Hier , comme tous les jours en semaine , j'attendais sur la chaîne Direct 8
l'excellente émission de Jean Marc Morandini.
En attendant, comme tous les jours, je suis tombée sur un épisode de la série télévisée policière qui a bercé mon enfance, "Starsky et Hutch". L'épisode avait déjà commencé quand je suis arrivée et pourtant, il m'a particulièrement bouleversée.
Les deux policiers prenaient le petit déjeuner chez une connaissance, un dénommé Jackson. Cet afro américain entre deux âges, honnête père de famille travaillant de nuit comme conducteur de tram, vit avec sa mère, adorable grand-mère, son fils Jackson Junior, adolescent légèrement rebelle comme tout le monde l'est à 17 ans, et loue une chambre à une jeune interne afro américaine elle aussi. Il y a des tensions entre le père et le fils, le premier s'inquietant des fréquentations de son fils, qui lui répond effrontément en digne crise d'ado.
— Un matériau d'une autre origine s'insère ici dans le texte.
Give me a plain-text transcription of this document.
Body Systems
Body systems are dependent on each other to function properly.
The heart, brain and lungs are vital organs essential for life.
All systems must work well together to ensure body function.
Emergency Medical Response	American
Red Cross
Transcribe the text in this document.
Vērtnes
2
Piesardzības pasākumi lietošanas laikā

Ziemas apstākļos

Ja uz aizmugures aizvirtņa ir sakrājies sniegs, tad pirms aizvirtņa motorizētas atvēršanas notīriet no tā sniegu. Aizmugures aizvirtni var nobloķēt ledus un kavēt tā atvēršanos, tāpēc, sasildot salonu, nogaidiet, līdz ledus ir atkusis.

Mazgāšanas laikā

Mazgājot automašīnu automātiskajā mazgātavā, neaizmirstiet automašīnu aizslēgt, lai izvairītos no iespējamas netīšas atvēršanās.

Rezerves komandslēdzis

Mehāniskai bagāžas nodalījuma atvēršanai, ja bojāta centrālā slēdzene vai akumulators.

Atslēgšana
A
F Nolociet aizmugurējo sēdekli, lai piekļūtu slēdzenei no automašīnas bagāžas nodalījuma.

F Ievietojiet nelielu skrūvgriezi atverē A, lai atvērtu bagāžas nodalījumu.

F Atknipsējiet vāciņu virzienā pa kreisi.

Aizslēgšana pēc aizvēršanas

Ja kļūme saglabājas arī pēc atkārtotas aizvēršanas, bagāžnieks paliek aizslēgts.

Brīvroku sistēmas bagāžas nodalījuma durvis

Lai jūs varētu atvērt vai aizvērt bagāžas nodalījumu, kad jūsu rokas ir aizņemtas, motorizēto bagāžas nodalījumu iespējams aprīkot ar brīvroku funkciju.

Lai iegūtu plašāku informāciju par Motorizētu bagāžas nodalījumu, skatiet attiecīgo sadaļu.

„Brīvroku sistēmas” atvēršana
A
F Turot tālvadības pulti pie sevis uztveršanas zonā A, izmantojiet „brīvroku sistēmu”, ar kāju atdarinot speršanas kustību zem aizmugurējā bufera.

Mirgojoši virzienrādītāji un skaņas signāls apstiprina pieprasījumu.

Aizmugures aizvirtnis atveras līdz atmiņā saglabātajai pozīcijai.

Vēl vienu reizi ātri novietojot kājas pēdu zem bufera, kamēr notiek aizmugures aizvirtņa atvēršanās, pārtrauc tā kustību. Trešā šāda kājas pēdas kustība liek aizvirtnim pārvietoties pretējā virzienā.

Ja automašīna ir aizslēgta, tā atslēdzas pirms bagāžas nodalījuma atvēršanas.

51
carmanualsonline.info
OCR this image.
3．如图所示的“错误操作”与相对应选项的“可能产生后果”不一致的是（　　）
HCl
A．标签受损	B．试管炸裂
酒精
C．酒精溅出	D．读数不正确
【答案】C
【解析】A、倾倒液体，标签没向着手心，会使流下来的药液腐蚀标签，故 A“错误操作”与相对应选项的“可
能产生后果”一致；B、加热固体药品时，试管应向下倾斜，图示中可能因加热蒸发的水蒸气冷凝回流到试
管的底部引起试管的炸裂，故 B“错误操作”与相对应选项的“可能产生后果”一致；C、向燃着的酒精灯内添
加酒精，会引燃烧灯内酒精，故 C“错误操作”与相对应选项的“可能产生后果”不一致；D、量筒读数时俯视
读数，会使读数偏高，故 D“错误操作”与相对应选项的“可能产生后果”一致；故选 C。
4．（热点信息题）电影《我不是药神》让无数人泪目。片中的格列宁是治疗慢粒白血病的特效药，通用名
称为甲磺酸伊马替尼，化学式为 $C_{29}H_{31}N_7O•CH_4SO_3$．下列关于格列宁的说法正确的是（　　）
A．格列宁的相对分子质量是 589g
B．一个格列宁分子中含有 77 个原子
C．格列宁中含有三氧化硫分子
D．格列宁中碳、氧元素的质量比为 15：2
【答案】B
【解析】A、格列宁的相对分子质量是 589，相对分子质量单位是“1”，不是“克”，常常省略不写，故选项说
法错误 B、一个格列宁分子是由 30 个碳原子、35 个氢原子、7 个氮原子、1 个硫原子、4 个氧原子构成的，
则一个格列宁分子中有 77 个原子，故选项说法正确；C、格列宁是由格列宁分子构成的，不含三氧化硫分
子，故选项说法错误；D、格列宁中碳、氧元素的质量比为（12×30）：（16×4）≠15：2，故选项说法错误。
Jackson part travailler comme tous les jours emmené par la vieille chevrolet d'un ami. Starsky fait une remarque qui semble anodine "il a le pare choc ui pend, dis lui de le redresser sinon il risque de se prendre un pv"
L'ami de Jackson au volant de sa chevrolet , est foncierement imbibé d'alcool. C'est la misère humaine des ghettos noir, mais pas forcément un mauvais bougre.
deux policiers en uniforme, tout frais sortis de l'école et qui ont hate de faire "leurs preuves" remarquent le pare choc de la chevrolet bringuebalante, et aussitot lui donne la course dans un rodéo démesuré.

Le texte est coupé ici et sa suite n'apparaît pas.